Turns out, both Frank and Casey Newton (Britt Robertson) were given pins by a kid named Athena (Raffey Cassidy). They look like something you’d buy at the Magic Markup gift shop, or something, but they’re actually transporters to a different dimension, or place, or alternate universe.
They don’t explain exactly what Tomorrowland is, but they do tell us the world today is doomed, which is why Frank is hiding. They also tell us that Casey, just by meeting Frank, might save the planet from apocalyptic hellfire because she actually believes things might get better.
Casey has faith, and like Walt, she has a will, which reduces Tomorrowland down to a fundamental equation: pessimism vs. optimism, fatalism vs. hope.
I don’t need to tell you how it ends.

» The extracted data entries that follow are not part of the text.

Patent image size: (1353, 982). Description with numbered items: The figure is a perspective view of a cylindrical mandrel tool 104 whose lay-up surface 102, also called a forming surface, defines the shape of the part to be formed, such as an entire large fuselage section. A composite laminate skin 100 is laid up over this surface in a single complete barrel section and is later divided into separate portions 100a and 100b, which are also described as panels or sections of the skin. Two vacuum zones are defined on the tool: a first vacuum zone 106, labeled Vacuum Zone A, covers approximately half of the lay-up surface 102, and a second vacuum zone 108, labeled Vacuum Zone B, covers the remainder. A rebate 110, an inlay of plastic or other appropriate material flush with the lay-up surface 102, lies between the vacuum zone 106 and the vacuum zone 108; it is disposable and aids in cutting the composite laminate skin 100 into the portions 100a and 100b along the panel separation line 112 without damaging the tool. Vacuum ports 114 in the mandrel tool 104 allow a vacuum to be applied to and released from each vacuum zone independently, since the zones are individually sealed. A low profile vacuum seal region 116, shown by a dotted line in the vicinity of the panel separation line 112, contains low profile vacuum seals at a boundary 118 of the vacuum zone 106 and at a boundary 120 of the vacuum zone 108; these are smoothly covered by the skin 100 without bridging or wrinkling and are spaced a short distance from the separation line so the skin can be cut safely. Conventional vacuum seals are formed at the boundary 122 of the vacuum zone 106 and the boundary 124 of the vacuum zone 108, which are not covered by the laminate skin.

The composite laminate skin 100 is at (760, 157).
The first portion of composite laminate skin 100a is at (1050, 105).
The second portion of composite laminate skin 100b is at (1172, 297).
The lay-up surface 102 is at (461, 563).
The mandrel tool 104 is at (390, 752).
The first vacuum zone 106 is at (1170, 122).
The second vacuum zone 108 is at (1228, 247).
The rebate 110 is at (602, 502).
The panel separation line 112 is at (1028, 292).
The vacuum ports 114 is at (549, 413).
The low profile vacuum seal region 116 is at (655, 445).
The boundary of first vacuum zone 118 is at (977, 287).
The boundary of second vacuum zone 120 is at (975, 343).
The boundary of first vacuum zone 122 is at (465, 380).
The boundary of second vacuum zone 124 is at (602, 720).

The interesting thing is how far the filmmakers go in order to articulate the pervading sense of nihilism that’s now part of the next generation’s Zeitgeist.
We expect Disney to give us a spoonful of sugar to help the medicine go down, but thanks to George Clooney’s curmudgeonly scientist, we’re not getting a candy-coated version of the truth.

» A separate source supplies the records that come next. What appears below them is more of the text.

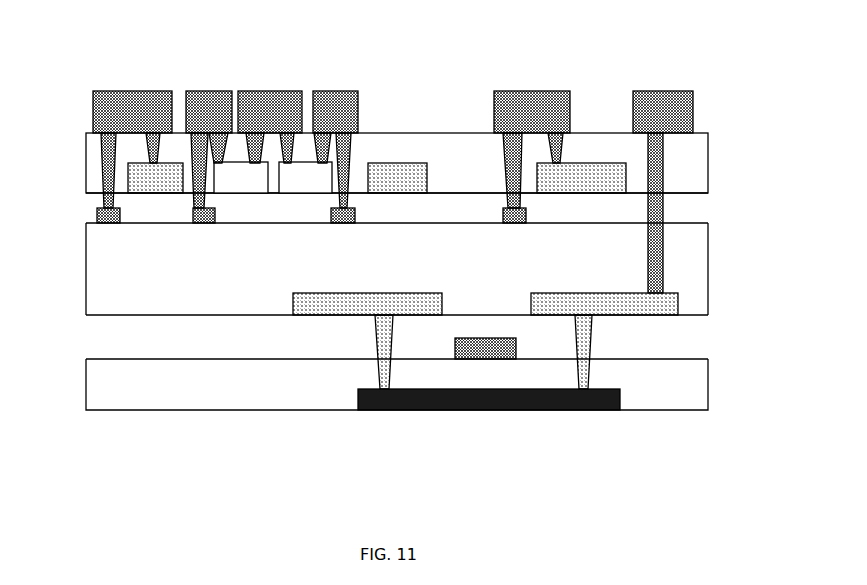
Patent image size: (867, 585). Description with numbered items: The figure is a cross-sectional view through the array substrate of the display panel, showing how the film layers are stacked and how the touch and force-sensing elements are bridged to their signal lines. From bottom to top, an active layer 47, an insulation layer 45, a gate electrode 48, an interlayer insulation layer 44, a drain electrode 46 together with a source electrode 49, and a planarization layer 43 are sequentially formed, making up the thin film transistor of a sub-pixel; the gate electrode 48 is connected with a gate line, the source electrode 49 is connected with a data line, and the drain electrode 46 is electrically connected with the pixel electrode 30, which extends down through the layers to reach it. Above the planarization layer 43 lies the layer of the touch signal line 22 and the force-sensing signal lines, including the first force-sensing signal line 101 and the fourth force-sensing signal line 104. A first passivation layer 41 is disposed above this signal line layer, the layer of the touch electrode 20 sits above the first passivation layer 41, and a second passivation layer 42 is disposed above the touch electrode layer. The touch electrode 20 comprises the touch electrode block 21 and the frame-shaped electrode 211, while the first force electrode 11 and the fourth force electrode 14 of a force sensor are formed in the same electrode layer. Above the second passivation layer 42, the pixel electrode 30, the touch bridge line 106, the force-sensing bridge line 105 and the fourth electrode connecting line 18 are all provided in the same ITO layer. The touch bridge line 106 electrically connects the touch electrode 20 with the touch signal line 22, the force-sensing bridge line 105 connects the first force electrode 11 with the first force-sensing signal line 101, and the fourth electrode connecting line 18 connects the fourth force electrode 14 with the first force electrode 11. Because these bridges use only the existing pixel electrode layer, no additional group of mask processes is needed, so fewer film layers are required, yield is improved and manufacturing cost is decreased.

The touch bridge line 106 is at (143, 120).
The force-sensing bridge line 105 is at (205, 120).
The fourth electrode connecting line 18 is at (262, 113).
The touch electrode 20 is at (583, 60).
The frame-shaped electrode 211 is at (153, 180).
The touch electrode block 21 is at (580, 180).
The pixel electrode 30 is at (667, 110).
The second passivation layer 42 is at (690, 163).
The first passivation layer 41 is at (693, 215).
The planarization layer 43 is at (678, 262).
The interlayer insulation layer 44 is at (678, 338).
The insulation layer 45 is at (687, 388).
The touch signal line 22 is at (112, 215).
The first force-sensing signal line 101 is at (205, 213).
The first force electrode 11 is at (240, 180).
The fourth force electrode 14 is at (296, 176).
The fourth force-sensing signal line 104 is at (343, 215).
The gate electrode 48 is at (475, 347).
The source electrode 49 is at (323, 303).
The drain electrode 46 is at (630, 300).
The active layer 47 is at (490, 410).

Frank spits out one unpleasant fact after another – a Disney take on Debbie Downer – but for every dead end he conjures, Casey is up to the challenge of turning his frown upside down.
Robertson and Clooney generate enough screen chemistry as polar opposites to keep the dynamo rotating, but sometimes, the scenes add up to little more than a verbal tug of war, with Clooney looking sour and Robertson wearing the mad grin of a kid in a cereal commercial.
The there’s the whole subplot featuring Clooney’s character as a young boy, and his crush on Athena, the girl who hands out the magic pins. The reference to the grey-eyed Greek Goddess of intelligence, wit, courage and heroic endeavour is a clever addition, and puts Casey and Frank in the same boat as Odysseus, but as big as it is, Tomorrowland doesn’t exactly feel ‘epic.’
Something about it feels stunted, and it’s because the characters fail to evolve in any significant way. Casey remains an optimist and Frank remains cranky, even though he learns to embrace hope.
The movie still delivers the dependable Disney formula thanks to the production design and special effects. It even makes the most of its Vancouver locations, giving western Canadians a unique thrill, but at a fundamental level, the movie feels forced.
Handcuffed by the happy ending edict, Tomorrowland hits a hollow note in its final frames as it beckons the big exit through gift shop.